Sarah: I do write my stories in different ways. But I don’t think about the form consciously, as I know David would agree. I’m writing poems all the time. I’m working on a poem all the time. I shouldn’t say I’m writing poems all the time, I’m working on one poem or another all the time. Some of the books have been in that poetic form, other in letters and other just storytelling. But the way I get there is some unconscious process that has to do with the word David used earlier about his art, it has to do with rhythm.
It’s the rhythm in the person about whom I’m speaking and that person’s life and what it represents. It’s also the rhythm of the days I’m going through when this story emerges. There’s something as I said unconscious that pulls together with regard to the very nugget of the idea that becomes language, very quickly for me. I don’t think visually. I don’t have the story in pictures as I’m writing, it’s all about language and the rhythm of the language has such power for me. Again like David said in his art the rhythm is so musical, so important musically for me.

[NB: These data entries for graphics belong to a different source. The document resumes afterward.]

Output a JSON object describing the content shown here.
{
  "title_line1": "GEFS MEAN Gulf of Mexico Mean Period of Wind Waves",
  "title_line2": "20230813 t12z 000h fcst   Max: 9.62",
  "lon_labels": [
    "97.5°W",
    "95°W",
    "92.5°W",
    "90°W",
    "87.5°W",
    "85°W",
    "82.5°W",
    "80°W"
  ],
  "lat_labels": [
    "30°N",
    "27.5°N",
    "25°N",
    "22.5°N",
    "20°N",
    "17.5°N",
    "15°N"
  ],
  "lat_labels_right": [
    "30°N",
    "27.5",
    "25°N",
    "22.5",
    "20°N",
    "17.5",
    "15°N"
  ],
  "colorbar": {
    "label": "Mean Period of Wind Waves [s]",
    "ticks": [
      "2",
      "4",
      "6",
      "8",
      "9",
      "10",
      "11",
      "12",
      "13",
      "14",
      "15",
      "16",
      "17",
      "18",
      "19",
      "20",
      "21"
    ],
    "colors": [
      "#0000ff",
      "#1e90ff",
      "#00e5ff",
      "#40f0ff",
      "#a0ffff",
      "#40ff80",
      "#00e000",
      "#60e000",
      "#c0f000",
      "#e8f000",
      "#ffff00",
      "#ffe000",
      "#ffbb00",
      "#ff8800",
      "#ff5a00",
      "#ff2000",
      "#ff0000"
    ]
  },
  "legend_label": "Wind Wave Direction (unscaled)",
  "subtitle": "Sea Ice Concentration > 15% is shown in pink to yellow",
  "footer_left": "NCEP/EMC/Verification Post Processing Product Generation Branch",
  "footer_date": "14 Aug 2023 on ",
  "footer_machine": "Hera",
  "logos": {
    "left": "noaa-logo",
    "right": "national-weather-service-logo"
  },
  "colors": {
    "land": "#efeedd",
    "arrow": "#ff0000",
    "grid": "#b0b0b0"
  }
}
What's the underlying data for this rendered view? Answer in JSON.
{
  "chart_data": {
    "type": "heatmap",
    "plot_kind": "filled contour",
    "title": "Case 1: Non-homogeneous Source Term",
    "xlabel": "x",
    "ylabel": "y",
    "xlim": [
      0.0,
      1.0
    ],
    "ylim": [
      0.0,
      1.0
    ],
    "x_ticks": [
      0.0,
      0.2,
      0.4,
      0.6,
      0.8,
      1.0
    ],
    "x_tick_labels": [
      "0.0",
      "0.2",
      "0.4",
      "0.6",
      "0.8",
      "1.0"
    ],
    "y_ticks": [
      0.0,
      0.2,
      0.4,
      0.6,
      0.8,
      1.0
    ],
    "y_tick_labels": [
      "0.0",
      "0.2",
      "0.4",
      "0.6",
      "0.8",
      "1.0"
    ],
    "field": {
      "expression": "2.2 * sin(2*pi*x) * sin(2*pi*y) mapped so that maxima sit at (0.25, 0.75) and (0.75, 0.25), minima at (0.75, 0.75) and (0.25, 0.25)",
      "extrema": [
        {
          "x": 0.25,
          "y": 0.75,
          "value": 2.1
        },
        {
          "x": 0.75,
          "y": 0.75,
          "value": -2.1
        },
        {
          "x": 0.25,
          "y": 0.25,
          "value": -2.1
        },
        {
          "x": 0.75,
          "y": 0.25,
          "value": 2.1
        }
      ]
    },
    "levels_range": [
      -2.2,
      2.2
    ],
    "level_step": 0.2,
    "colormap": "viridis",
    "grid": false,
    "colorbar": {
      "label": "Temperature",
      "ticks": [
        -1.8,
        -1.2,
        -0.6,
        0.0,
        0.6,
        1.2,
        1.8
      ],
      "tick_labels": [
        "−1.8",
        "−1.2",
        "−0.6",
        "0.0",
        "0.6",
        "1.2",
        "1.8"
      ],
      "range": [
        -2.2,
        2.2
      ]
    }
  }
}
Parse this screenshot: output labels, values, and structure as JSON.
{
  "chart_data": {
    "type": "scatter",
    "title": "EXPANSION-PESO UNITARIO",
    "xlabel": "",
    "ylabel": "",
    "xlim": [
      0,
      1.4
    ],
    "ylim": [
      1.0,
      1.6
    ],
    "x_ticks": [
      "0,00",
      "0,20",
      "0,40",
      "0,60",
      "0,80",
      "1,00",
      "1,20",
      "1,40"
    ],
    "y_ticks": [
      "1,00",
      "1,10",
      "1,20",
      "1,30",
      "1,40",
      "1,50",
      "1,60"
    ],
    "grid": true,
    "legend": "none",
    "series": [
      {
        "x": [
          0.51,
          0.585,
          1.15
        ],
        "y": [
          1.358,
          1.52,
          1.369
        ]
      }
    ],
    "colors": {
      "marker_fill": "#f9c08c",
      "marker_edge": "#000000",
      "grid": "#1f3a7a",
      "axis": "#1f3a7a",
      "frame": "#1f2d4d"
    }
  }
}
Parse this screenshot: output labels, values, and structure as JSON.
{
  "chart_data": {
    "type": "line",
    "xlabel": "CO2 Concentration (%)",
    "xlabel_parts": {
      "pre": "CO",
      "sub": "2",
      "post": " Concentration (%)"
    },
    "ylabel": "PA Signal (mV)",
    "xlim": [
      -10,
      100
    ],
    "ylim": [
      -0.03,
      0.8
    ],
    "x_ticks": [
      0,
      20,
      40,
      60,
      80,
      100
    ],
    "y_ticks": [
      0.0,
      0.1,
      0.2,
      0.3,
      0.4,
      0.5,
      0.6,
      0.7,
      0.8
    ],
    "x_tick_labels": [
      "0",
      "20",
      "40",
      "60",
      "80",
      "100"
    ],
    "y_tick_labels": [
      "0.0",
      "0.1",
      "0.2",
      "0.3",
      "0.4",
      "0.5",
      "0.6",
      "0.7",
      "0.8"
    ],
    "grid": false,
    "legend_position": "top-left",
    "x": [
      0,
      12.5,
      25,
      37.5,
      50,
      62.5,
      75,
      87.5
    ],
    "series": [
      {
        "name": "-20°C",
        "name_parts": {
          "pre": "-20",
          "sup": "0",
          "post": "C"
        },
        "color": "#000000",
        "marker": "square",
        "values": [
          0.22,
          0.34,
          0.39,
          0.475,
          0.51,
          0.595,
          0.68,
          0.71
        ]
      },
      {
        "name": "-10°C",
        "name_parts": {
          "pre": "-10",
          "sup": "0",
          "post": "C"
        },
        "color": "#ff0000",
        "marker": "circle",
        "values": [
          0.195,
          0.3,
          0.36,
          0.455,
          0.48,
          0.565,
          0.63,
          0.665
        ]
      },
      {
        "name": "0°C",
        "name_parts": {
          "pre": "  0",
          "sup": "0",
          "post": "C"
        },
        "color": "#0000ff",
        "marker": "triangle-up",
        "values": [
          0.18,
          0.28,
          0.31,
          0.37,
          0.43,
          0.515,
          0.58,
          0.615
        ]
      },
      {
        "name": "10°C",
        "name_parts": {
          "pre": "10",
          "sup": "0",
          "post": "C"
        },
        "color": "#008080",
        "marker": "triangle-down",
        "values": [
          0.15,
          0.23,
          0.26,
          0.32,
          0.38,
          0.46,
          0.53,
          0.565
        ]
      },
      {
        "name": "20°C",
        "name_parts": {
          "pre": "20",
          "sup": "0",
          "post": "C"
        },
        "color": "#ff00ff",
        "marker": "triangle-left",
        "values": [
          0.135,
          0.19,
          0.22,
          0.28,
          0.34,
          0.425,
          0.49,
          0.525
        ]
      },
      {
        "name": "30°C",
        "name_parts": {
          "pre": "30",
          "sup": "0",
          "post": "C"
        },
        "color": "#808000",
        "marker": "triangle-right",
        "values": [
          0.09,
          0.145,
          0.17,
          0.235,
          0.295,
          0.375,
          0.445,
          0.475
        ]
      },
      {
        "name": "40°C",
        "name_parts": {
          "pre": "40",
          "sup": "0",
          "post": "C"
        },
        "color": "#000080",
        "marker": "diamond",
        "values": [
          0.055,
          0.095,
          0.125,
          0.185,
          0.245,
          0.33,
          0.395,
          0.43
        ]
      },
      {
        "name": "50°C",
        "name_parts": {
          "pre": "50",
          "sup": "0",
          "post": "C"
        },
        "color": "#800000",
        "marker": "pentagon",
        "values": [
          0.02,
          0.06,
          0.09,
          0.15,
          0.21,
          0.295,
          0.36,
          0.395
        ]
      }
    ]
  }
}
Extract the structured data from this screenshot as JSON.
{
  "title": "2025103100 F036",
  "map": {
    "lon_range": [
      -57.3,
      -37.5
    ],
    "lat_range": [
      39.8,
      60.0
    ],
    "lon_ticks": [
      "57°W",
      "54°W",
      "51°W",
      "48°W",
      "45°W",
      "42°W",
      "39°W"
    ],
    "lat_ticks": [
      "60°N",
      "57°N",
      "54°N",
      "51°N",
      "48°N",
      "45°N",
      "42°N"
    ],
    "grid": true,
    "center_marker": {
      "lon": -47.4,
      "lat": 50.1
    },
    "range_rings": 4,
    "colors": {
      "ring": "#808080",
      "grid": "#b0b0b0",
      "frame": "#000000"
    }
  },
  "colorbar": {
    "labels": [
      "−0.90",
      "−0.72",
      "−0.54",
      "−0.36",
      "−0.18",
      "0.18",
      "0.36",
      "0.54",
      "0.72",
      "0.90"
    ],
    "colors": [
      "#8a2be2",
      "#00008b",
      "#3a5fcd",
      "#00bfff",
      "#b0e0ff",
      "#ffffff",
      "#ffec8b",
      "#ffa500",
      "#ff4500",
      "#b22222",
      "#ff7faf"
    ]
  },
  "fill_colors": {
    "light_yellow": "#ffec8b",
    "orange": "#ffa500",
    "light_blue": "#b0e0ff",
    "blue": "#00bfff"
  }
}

And so that all moves towards whatever the
whatever the structure is. And it’s not something I decide consciously at all. That’s a really interesting subject for me to think more about. I wanted to respond to something you said too about my stories always being no place like home stories. I’ve thought a lot about this particular one, The Quiet Place, and for me that going home, getting there, is as much about finding one’s home within oneself. That job we have as we mature, as children, and later as adults in our further growing up, which takes a long time for everyone.
That getting to our core, our central self is such an important job. And it’s a long, long trip for most of us. But that’s my going home process too in my stories.